Arda’nın en son ne zaman buraya geldiklerini hatırlaması şaşırtmıştı Hayal’i. Onun böyle ayrıntılara dikkat etmediğini sanırdı oysaki…
"Evet... Hafızan kuvvetliymiş doğrusu," derken dudakları alayla kıvrıldı...
Arda’nın yaşadığı her şeyi beynine kazıma gibi bir özelliği vardı anlaşılan. Acaba her çıktığı kızı da hatırlayabiliyor muydu? Onu hâlâ kıskandığı için nefret etti kendisinden. Oysa aşmış olması gerekiyordu bunları. Arda yine aynı Arda idi işte. Değişen hiçbir şey yoktu…Arda'nın gözlerinin içine dikkatle baktı bu sefer. Bir şeyler başka mıydı yoksa? Eskisi gibi sıkılıyomuş gibi bir ifade yoktu Arda’nın yüzünde… Ayrıca masaya oturduklarından beri gözlerini bir dakika bile ayırmamıştı Hayal’den. "Tuhaf," dedi içinden… Arda çok başka görünüyordu sanki. "Saçmalama Hayal…Nasıl başka olabilir ki? Aynı umursamaz adam işte," diye uyardı onu içindeki ses…
"Eee anlatmayacak mısın?"
"Neyi?"
"Seni neyin veya kimin bu kadar üzdüğünü."

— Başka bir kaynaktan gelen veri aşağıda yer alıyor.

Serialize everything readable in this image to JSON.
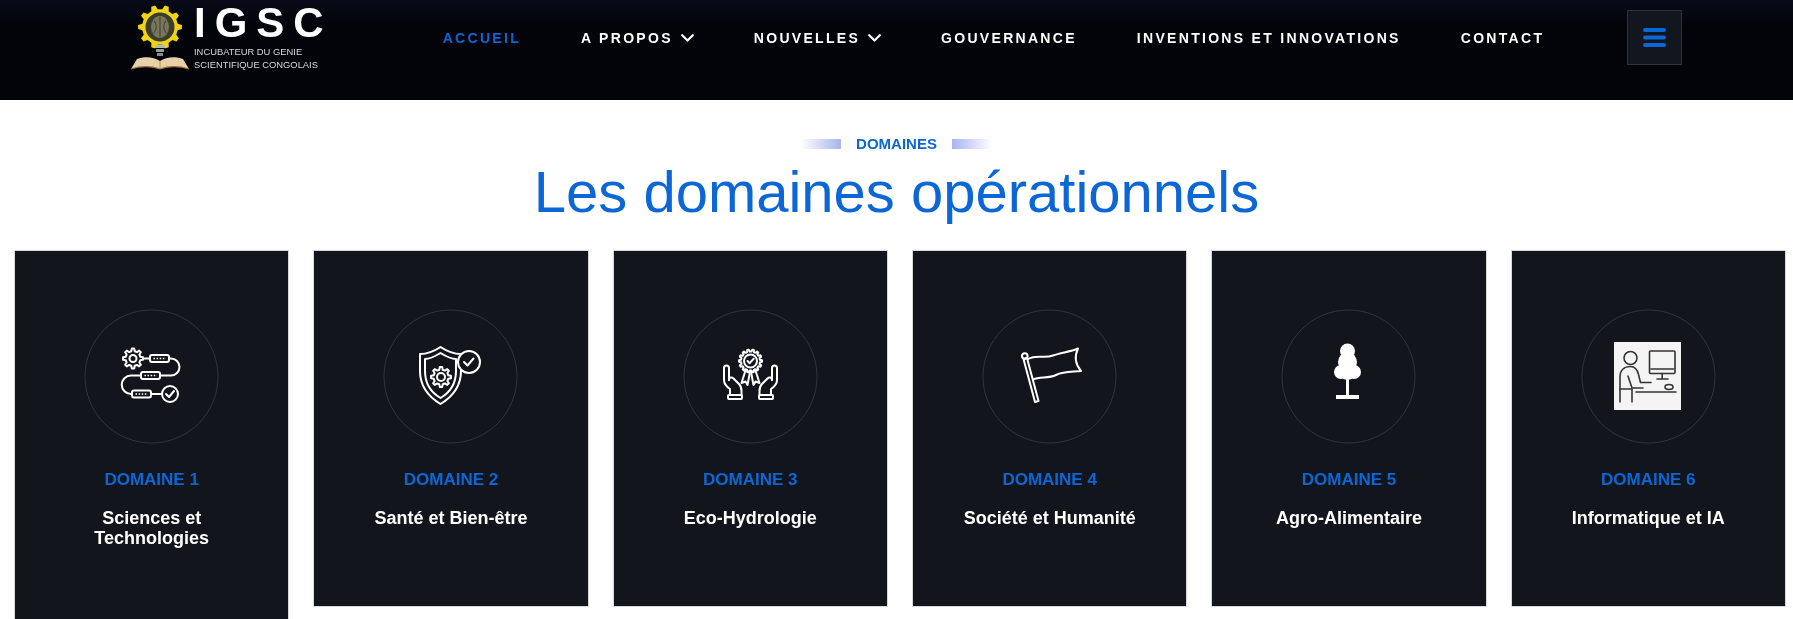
{
  "header": {
    "logo": {
      "title": "IGSC",
      "subtitle": [
        "INCUBATEUR DU GENIE",
        "SCIENTIFIQUE CONGOLAIS"
      ]
    },
    "nav": [
      {
        "label": "ACCUEIL",
        "kind": "link",
        "selected": true
      },
      {
        "label": "A PROPOS",
        "kind": "dropdown",
        "selected": false
      },
      {
        "label": "NOUVELLES",
        "kind": "dropdown",
        "selected": false
      },
      {
        "label": "GOUVERNANCE",
        "kind": "link",
        "selected": false
      },
      {
        "label": "INVENTIONS ET INNOVATIONS",
        "kind": "link",
        "selected": false
      },
      {
        "label": "CONTACT",
        "kind": "link",
        "selected": false
      }
    ]
  },
  "section": {
    "overline": "DOMAINES",
    "title": "Les domaines opérationnels"
  },
  "domains": [
    {
      "label": "DOMAINE 1",
      "title": "Sciences et Technologies"
    },
    {
      "label": "DOMAINE 2",
      "title": "Santé et Bien-être"
    },
    {
      "label": "DOMAINE 3",
      "title": "Eco-Hydrologie"
    },
    {
      "label": "DOMAINE 4",
      "title": "Société et Humanité"
    },
    {
      "label": "DOMAINE 5",
      "title": "Agro-Alimentaire"
    },
    {
      "label": "DOMAINE 6",
      "title": "Informatique et IA"
    }
  ]
}
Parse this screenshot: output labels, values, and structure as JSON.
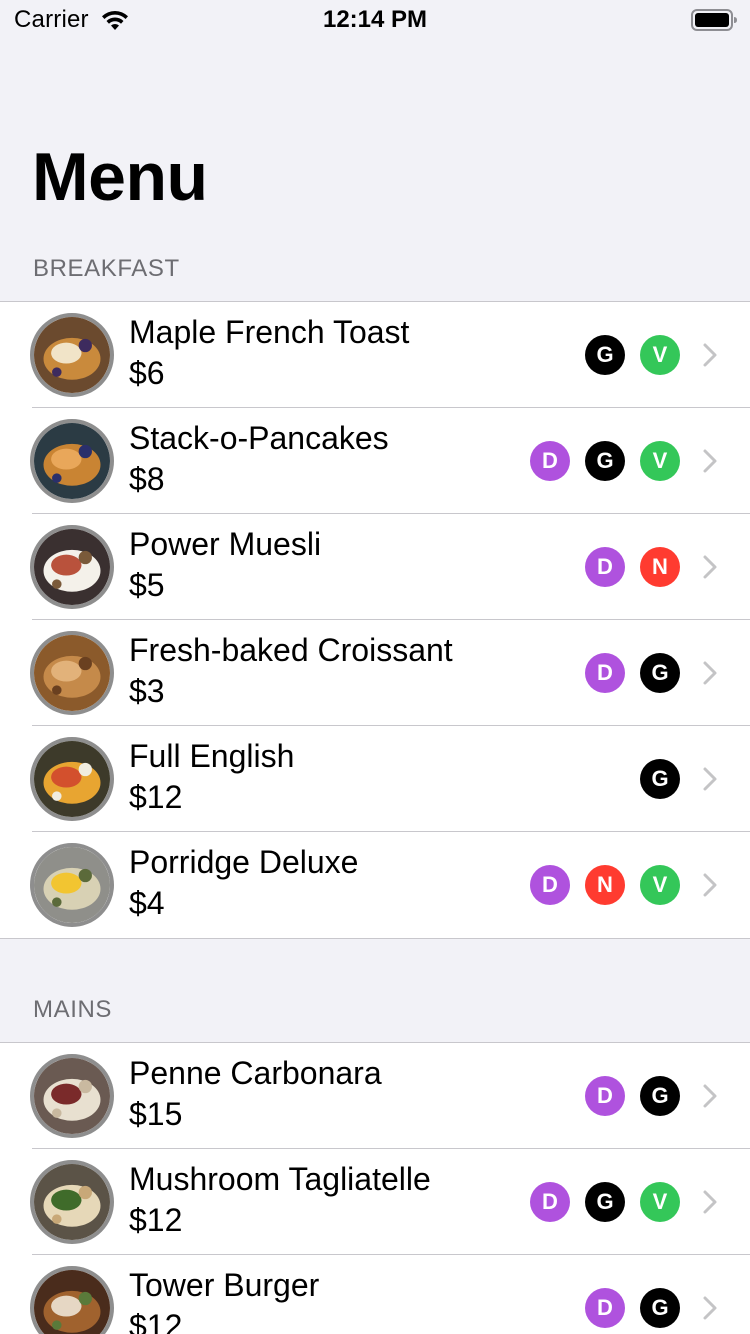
{
  "status_bar": {
    "carrier": "Carrier",
    "time": "12:14 PM"
  },
  "title": "Menu",
  "colors": {
    "D": "#af52de",
    "G": "#000000",
    "V": "#34c759",
    "N": "#ff3b30"
  },
  "sections": [
    {
      "header": "BREAKFAST",
      "items": [
        {
          "name": "Maple French Toast",
          "price": "$6",
          "badges": [
            "G",
            "V"
          ],
          "image": "french-toast-photo"
        },
        {
          "name": "Stack-o-Pancakes",
          "price": "$8",
          "badges": [
            "D",
            "G",
            "V"
          ],
          "image": "pancakes-photo"
        },
        {
          "name": "Power Muesli",
          "price": "$5",
          "badges": [
            "D",
            "N"
          ],
          "image": "muesli-photo"
        },
        {
          "name": "Fresh-baked Croissant",
          "price": "$3",
          "badges": [
            "D",
            "G"
          ],
          "image": "croissant-photo"
        },
        {
          "name": "Full English",
          "price": "$12",
          "badges": [
            "G"
          ],
          "image": "full-english-photo"
        },
        {
          "name": "Porridge Deluxe",
          "price": "$4",
          "badges": [
            "D",
            "N",
            "V"
          ],
          "image": "porridge-photo"
        }
      ]
    },
    {
      "header": "MAINS",
      "items": [
        {
          "name": "Penne Carbonara",
          "price": "$15",
          "badges": [
            "D",
            "G"
          ],
          "image": "penne-photo"
        },
        {
          "name": "Mushroom Tagliatelle",
          "price": "$12",
          "badges": [
            "D",
            "G",
            "V"
          ],
          "image": "tagliatelle-photo"
        },
        {
          "name": "Tower Burger",
          "price": "$12",
          "badges": [
            "D",
            "G"
          ],
          "image": "burger-photo"
        }
      ]
    }
  ]
}
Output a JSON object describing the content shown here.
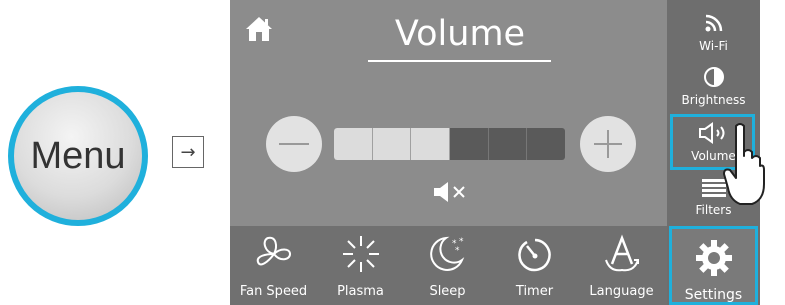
{
  "intro": {
    "menu_label": "Menu",
    "arrow": "→"
  },
  "screen": {
    "title": "Volume",
    "icons": {
      "home": "home-icon",
      "minus": "minus-icon",
      "plus": "plus-icon",
      "mute": "mute-icon"
    },
    "volume": {
      "level": 3,
      "max": 6
    }
  },
  "sidebar": {
    "items": [
      {
        "label": "Wi-Fi",
        "icon": "wifi-icon"
      },
      {
        "label": "Brightness",
        "icon": "brightness-icon"
      },
      {
        "label": "Volume",
        "icon": "volume-icon",
        "selected": true
      },
      {
        "label": "Filters",
        "icon": "filters-icon"
      },
      {
        "label": "Settings",
        "icon": "settings-icon",
        "selected": true
      }
    ]
  },
  "bottom_bar": {
    "items": [
      {
        "label": "Fan Speed",
        "icon": "fan-icon"
      },
      {
        "label": "Plasma",
        "icon": "plasma-icon"
      },
      {
        "label": "Sleep",
        "icon": "sleep-icon"
      },
      {
        "label": "Timer",
        "icon": "timer-icon"
      },
      {
        "label": "Language",
        "icon": "language-icon"
      }
    ]
  },
  "colors": {
    "highlight": "#1fb0dc",
    "panel": "#8c8c8c",
    "sidebar": "#6e6e6e"
  }
}
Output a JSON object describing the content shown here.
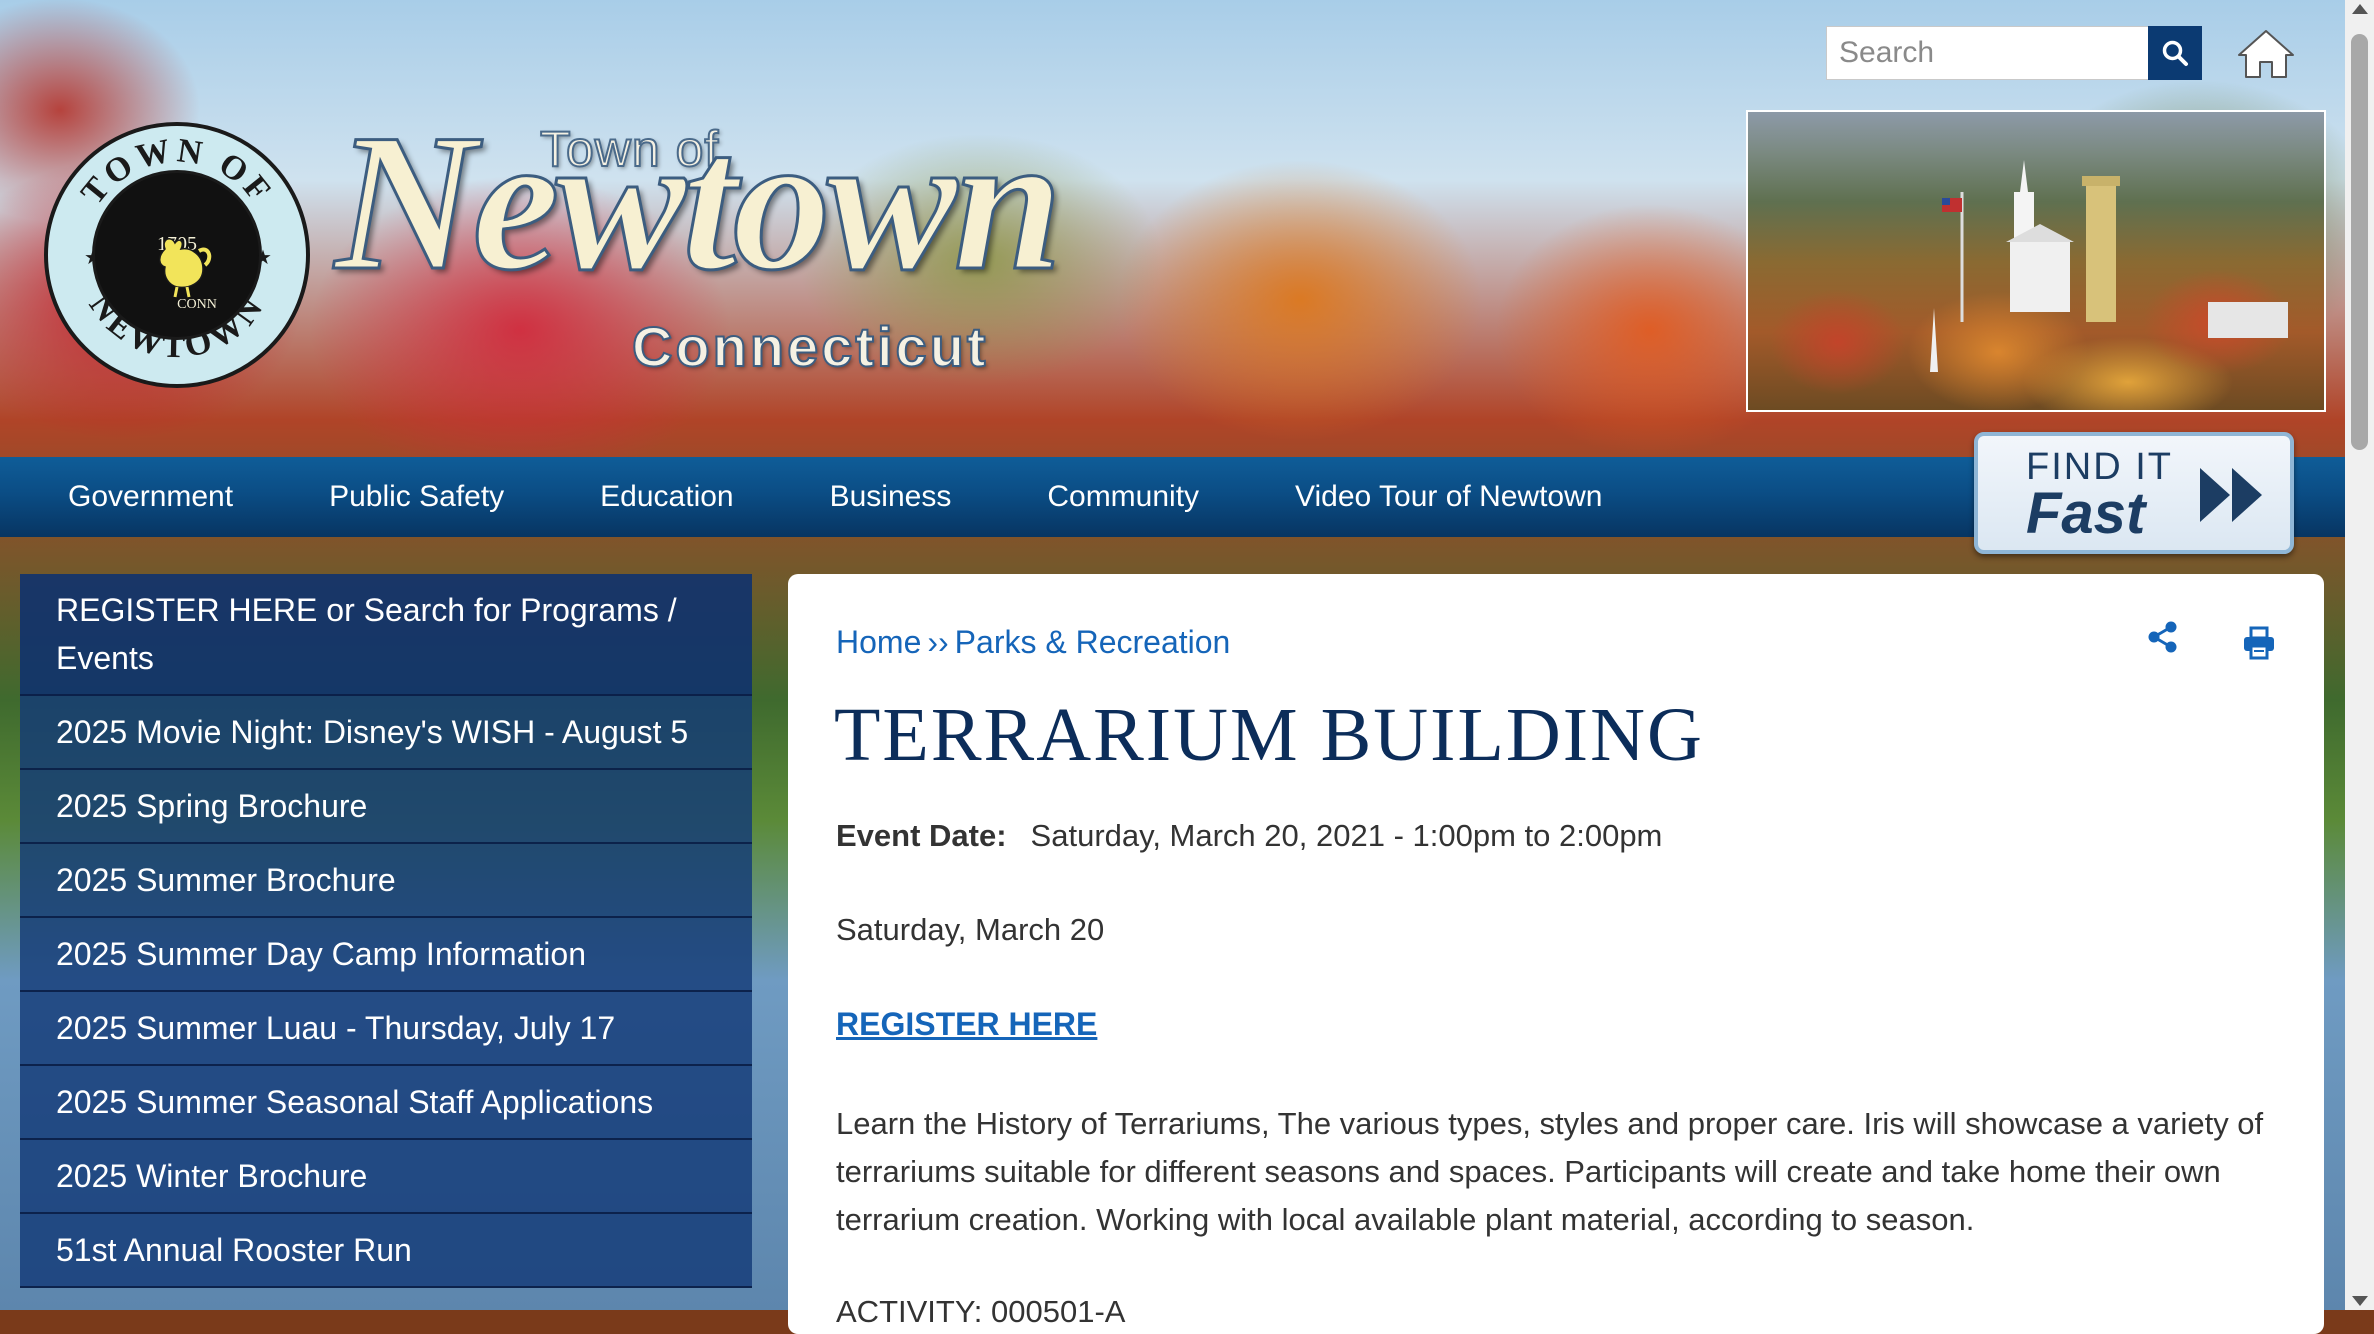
{
  "header": {
    "seal": {
      "top_text": "TOWN OF",
      "bottom_text": "NEWTOWN",
      "year": "1705",
      "conn": "CONN"
    },
    "wordmark": {
      "top": "Town of",
      "main": "Newtown",
      "sub": "Connecticut"
    },
    "search": {
      "placeholder": "Search",
      "value": ""
    },
    "icons": {
      "search": "search-icon",
      "home": "home-icon"
    }
  },
  "nav": {
    "items": [
      "Government",
      "Public Safety",
      "Education",
      "Business",
      "Community",
      "Video Tour of Newtown"
    ],
    "find_it": {
      "line1": "FIND IT",
      "line2": "Fast"
    }
  },
  "sidebar": {
    "items": [
      "REGISTER HERE or Search for Programs / Events",
      "2025 Movie Night: Disney's WISH - August 5",
      "2025 Spring Brochure",
      "2025 Summer Brochure",
      "2025 Summer Day Camp Information",
      "2025 Summer Luau - Thursday, July 17",
      "2025 Summer Seasonal Staff Applications",
      "2025 Winter Brochure",
      "51st Annual Rooster Run"
    ]
  },
  "main": {
    "breadcrumb": {
      "home": "Home",
      "separator": "››",
      "current": "Parks & Recreation"
    },
    "title": "TERRARIUM BUILDING",
    "event_date_label": "Event Date:",
    "event_date_value": "Saturday, March 20, 2021 - 1:00pm to 2:00pm",
    "paragraph1": "Saturday, March 20",
    "register_link": "REGISTER HERE",
    "description": "Learn the History of Terrariums, The various types, styles and proper care. Iris will showcase a variety of terrariums suitable for different seasons and spaces. Participants will create and take home their own terrarium creation. Working with local available plant material, according to season.",
    "activity": "ACTIVITY: 000501-A"
  },
  "colors": {
    "nav_blue": "#0b4d85",
    "link_blue": "#1565b9",
    "title_navy": "#0c2d5a",
    "sidebar_blue": "#143a78"
  }
}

Hayal bakışlarını kaçırarak kahvesinden bir yudum daha aldı. Arda'nın ne kadar dikkatli bir adam olduğunu unutmuştu açıkçası… Merak ettiklerini öğrenene kadar da rahat edemeyecekti, biliyordu. Ama bu yine de ona her şeyi anlatacak olduğunu göstermezdi.
"Kimse üzmedi beni. Bunu da nerden çıkarıyorsun?"
Arda, 'Boşuna uğraşma,' dercesine baktı Hayal'in gözlerinin içine. Bu kızı çocukluğundan beri tanıyordu… Ne zaman doğru ve ne zaman yalan söylediğini çok kolay anlayabiliyordu bu nedenle…
"Hayal… Ben seni tanıyorum ve şirketteyken ağlamış olduğun her halinden belliydi. Neden ağladın? Aslında kim ağlattı diye sormam gerekiyordu belki önce, ama bunu yapsa yapsa anca abim yapar, ondan dolayı boşuna zamanımızı harcamamıza gerek yok…Direkt konuya girelim bence…"
Arda’nın bu kendini beğenmiş hallerine sinir oluyordu Hayal. Ona neydi ki? Ağlamışsa ağlamıştı. O artık küçük bir kız çocuğu değildi ki birine gidip Giray'ı şikayet etsin. Hem şikayet edecek olsa bile, bu kişi asla Arda olmazdı!
"Giray'la tartıştık. Sorun yok yani… Her çiftin arasında olabilecek şeyler."
"Haklısın... Her çiftin arasında olabilecek şey bunlar. Ama sorun şu ki, siz asla normal bir çift olmayı başaramadınız. Bu nedenle bu sebep çok saçma geliyor bana."
Hayal sinirle kıstı gözlerini…Bu adam kendini ne sanıyordu böyle? Neden kendi işleriyle ilgilenmiyordu?
"Bizim ilişkimiz hakkında yorum yapacak en son kişi sensin sanırım."
"Neden? Ben ikinizi de çok iyi tanıyorum… Ve senin Giray'la mutlu olamayacağını görüyorum."
"Kim demiş mutlu olamam diye?"
-"Hayal... Sen abimi idare edemezsin. Giray her zaman istediklerini almaya alışkın biri olmuştur. Günün birinde sana emirler yağdırmaya başlayacak… ikimizde senin asi bir ruha sahip olduğunu biliyoruz. Emir almaktan hoşlanmayacaksın ve sürekli kavga edeceksiniz. Böyle bir evlilikte nasıl mutlu olabilirsin?"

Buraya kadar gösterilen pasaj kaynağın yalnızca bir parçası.